1. Field of the Invention
This invention relates to a continuous and high speed process for the partial hot dipping of long steel strips having areas which require no plating thereon, comprising forming a plating-stopping film on the area and then dipping the long steel strips in a hot-dipping bath.
2. Description of the Prior Art
For the purpose of obtaining corrosion resistance, steel sheets have often been plated with various anticorrosive films, which are generally formed on both sides of the steel sheets. In some cases of, for example, steel sheets for automobiles, where paints are applied after plating the plated surfaces to be additionally painted become inferior in brightness, markedly deteriorating commercial values of the sheets. On the other hand, for instance, galvanized steel sheets have poor weldability because zinc has a small difference between its boiling and melting points these steel sheets have a higher heat conductivity and moreover the welding tends to contaminate welding electrodes. As mentioned above, the application of the anticorrosive film has adverse effects on the appearance after painting and on the weldability. This has resulted in promoting the use of so-called single-side-plated steel sheets in the automotive industry and others. This type of sheet has one side face plated to make it anticorrosive while maintaining good paintability and weldability of the other side face.
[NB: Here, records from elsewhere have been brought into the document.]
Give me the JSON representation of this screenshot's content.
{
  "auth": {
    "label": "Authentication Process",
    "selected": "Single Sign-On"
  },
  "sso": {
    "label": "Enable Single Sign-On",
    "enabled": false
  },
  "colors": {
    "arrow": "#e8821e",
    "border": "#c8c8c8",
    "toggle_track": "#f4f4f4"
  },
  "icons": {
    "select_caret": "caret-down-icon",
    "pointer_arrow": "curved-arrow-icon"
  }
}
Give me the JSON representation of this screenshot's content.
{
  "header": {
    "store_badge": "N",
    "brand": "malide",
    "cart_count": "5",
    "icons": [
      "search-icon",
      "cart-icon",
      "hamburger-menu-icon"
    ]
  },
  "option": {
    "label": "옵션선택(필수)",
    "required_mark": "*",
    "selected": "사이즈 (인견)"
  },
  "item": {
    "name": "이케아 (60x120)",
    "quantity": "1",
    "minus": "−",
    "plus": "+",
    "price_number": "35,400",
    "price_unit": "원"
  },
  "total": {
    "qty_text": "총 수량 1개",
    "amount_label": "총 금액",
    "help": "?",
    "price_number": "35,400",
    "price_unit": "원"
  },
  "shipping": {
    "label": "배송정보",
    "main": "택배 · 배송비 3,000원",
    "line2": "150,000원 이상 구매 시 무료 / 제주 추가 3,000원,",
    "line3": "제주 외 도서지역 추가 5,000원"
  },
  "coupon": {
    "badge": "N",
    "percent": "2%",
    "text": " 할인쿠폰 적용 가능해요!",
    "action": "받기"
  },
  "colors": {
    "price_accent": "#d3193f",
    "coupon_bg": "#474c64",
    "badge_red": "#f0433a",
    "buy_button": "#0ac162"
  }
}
An example of hot-dipping process for producing single-side-plated steel sheets (e.g. single-side-galvanized sheets) has been disclosed in Japanese Patent Laid-Open No. 158857/81. The process comprises forming a plating-stopping film consisting of a carbon layer on a steel strip surface at the area which requires no plating. This process is very effectual for single-side plating in that the carbon layer has not only a good plating-stopping function but also can be readily removed off after plating.
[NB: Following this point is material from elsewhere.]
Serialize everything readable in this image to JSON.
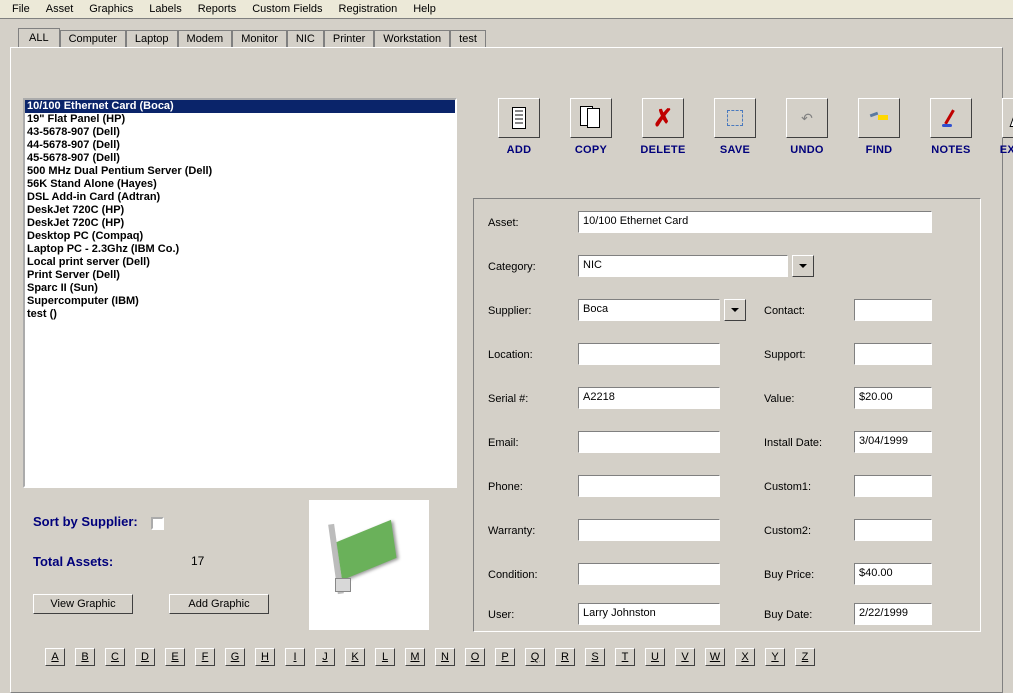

The present inventors have discovered that the steel strip surfaces not plated undergo an undesirable oxidation after removing the steel strips from a hot-dipping bath.
When no oxidation-inhibiting film is formed, the following inconvenience takes place, detracting product quality and productivity:
After the formation of a carbon-containing plating-stopping film on one side of a steel strip, the steel strip is dipped in a hot-dipping bath. The plated steel strip is exposed to the atmosphere, where the temperature of the strip initially the same as the hot-dipping bath is cooled naturally. The temperature of the strip just when taken up from the hot-dipping bath is about 450.degree. C. for a zinc hot-dipping bath, about 650.degree. C. for an aluminum hot-dipping bath, and about 330.degree. C. for a tin hot-dipping bath. In all the cases, the strip is exposed at high temperatures to the atmosphere. This causes oxidation of the unplated surface of the strip (the surface of the strip coated with a plating-stopping film) to form an oxide film (scale), when the plating-stopping film does not have the oxidation-inhibiting property. The scale formed on the opposite surface of a single-side plated strip will bring about significant difficulties into such processes as chemical treatments, which are pretreatments for paint application to be made later, and electroplating of this unplated surface. Therefore, there is a need for removing this scale and for adding such steps as acid-cleaning after the plating step of a continuous plating process, thus markedly lowering productivity. When the scale is removed by acid-cleaning, the acid is required to contact with the scale alone because, if the steel strip is simply dipped in the acid, also the plating metal will be dissolved, thereby greatly increasing the cleaning loss; in consequence, the equipment becomes complicated in its construction.
According to the process of the heretofore mentioned Japanese Patent Laid-Open No. 158857/81, a scale that is about 500 .ANG. thick forms during zinc hot-dipping.
When a water glass solution is applied as in the process of the Japanese Patent Laid-Open No. 158857/81, the resulting coating, on being exposed to a high temperature in a heat treatment step in the plating process, foams to become partly porous or develops tortoise shell-like cracks, and oxygen passes through these portions to reach the surface of a steel base, forming a scale. This phenomenon occurs similarly when an aqueous borax solution is applied.
When a silicone resin is applied, the coating is decomposed by heating in a heat-treatment furnace in the plating process, to form SiO.sub.2, and at the same time a volume contraction of the coating take place, thereby developing such defects as cracks in the coating and forming a scale around the defects. In the conventional process, much time is consumed for dissolving and removing the scale, and heating is required for saving time.